Over the past century, London’s Victoria & Albert Museum has an intriguing art piece on display- Tipu’s tiger.
Tipu’s Tiger is a large automaton, i.e. it is a machine that can move by itself. It shows a tiger attacking a European man and when played, the man’s left arm flails and the organ emits a painful crying sound from his mouth and grunts from the tiger. The striking feature of the tiger is its change in ownership and meanings: it was made for the great Indian king, Tipu Sultan, who spent most of his adult life fighting and later died while fighting the British. After his death, the toy became a tool for imperial propaganda in Britain.
Tipu Sultan (1750 –1799) was the ruler of the Kingdom of Mysore and was famous for his strong and assertive leadership as well as for his administrative innovations. Tipu Sultan had introduced the new Mauludi lunisolar calendar, the land revenue system and used unique iron-cased Mysorean rockets to fight against the British.

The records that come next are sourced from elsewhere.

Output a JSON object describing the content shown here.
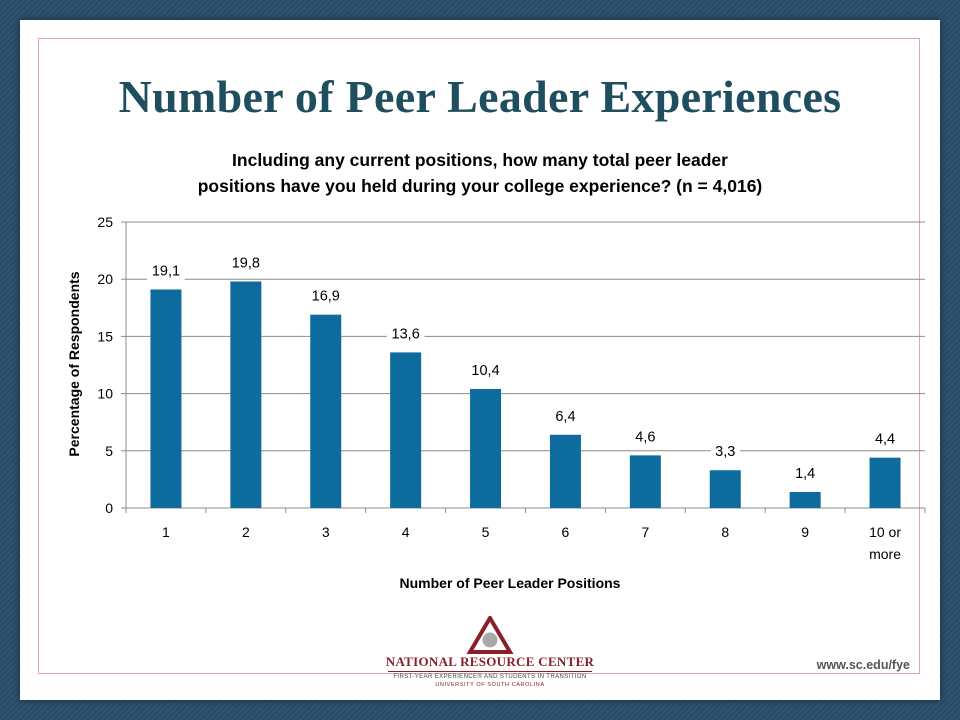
{
  "page": {
    "title": "Number of Peer Leader Experiences",
    "footer_url": "www.sc.edu/fye"
  },
  "logo": {
    "name": "NATIONAL RESOURCE CENTER",
    "subtitle": "FIRST-YEAR EXPERIENCE® AND STUDENTS IN TRANSITION",
    "institution": "UNIVERSITY OF SOUTH CAROLINA",
    "colors": {
      "triangle": "#8a1f2a",
      "circle": "#a9a9a9"
    }
  },
  "chart_data": {
    "type": "bar",
    "title_lines": [
      "Including any current positions, how many total peer leader",
      "positions have you held during your college experience? (n = 4,016)"
    ],
    "categories": [
      "1",
      "2",
      "3",
      "4",
      "5",
      "6",
      "7",
      "8",
      "9",
      "10 or more"
    ],
    "values": [
      19.1,
      19.8,
      16.9,
      13.6,
      10.4,
      6.4,
      4.6,
      3.3,
      1.4,
      4.4
    ],
    "data_labels": [
      "19,1",
      "19,8",
      "16,9",
      "13,6",
      "10,4",
      "6,4",
      "4,6",
      "3,3",
      "1,4",
      "4,4"
    ],
    "xlabel": "Number of Peer Leader Positions",
    "ylabel": "Percentage of Respondents",
    "ylim": [
      0,
      25
    ],
    "yticks": [
      0,
      5,
      10,
      15,
      20,
      25
    ],
    "grid": true,
    "legend": "none",
    "bar_color": "#0e6b9e"
  }
}
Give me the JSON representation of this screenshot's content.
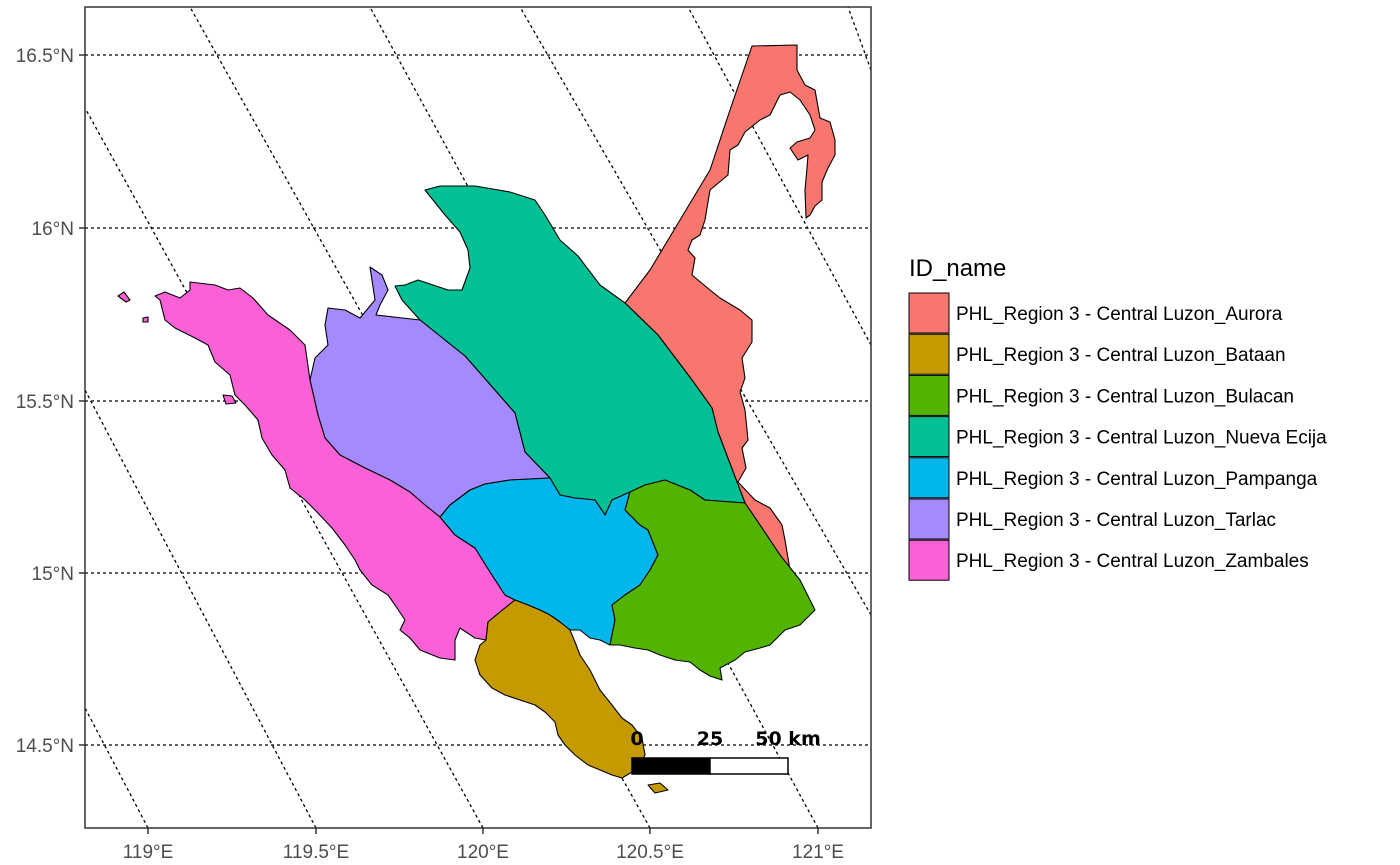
{
  "legend": {
    "title": "ID_name",
    "items": [
      {
        "label": "PHL_Region 3 - Central Luzon_Aurora",
        "color": "#F8766D"
      },
      {
        "label": "PHL_Region 3 - Central Luzon_Bataan",
        "color": "#C49A00"
      },
      {
        "label": "PHL_Region 3 - Central Luzon_Bulacan",
        "color": "#53B400"
      },
      {
        "label": "PHL_Region 3 - Central Luzon_Nueva Ecija",
        "color": "#00C094"
      },
      {
        "label": "PHL_Region 3 - Central Luzon_Pampanga",
        "color": "#00B6EB"
      },
      {
        "label": "PHL_Region 3 - Central Luzon_Tarlac",
        "color": "#A58AFF"
      },
      {
        "label": "PHL_Region 3 - Central Luzon_Zambales",
        "color": "#FB61D7"
      }
    ]
  },
  "axes": {
    "x_ticks": [
      "119°E",
      "119.5°E",
      "120°E",
      "120.5°E",
      "121°E"
    ],
    "y_ticks": [
      "16.5°N",
      "16°N",
      "15.5°N",
      "15°N",
      "14.5°N"
    ]
  },
  "scale_bar": {
    "labels": [
      "0",
      "25",
      "50 km"
    ]
  }
}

Tipu Sultan adopted the tiger as a personal symbol of his rule and he used representations of tigers to decorate his throne, weapons, armour, walls and uniforms. The British referred to him as the “Tiger of Mysore" too.
Tipu’s mechanical tiger was a part of this personal display, albeit an unusual one. It combines a painted wood casing (possibly made by an Indian craftsman) with an internal metal and ivory mechanism (possibly made by a European craftsman working at his court).
In 1799 , during the the fourth Anglo-Mysore War, the British army defeated Tipu Sultan and took his capital Srirangapatnam. During this war, Tipu Sultan was also killed, and the soldiers serving under the British vandalised his palace and city. Many of Tipu Sultan’s valuable treasures were distributed as prizes and pieces of his magnificent gold throne were sent to the king and the East India Company directors in London. The mechanical tiger was also sent to Britain.
For Tipu Sultan, the mechanical tiger represented his hostility to the British, but for the British, it came to represent the type of ruler he was. The mechanical tiger was placed on display shortly after it arrived in London, and it became an emblem of fierce hostility between the British and Indian rulers. At the height of the British Empire, it was associated with colonial propaganda which depicted Indian leaders as cruel tyrants. More recently, in the postcolonial context, the tiger has come to represent Indian resistance to British rule, as well as British prejudice and imperial aggression.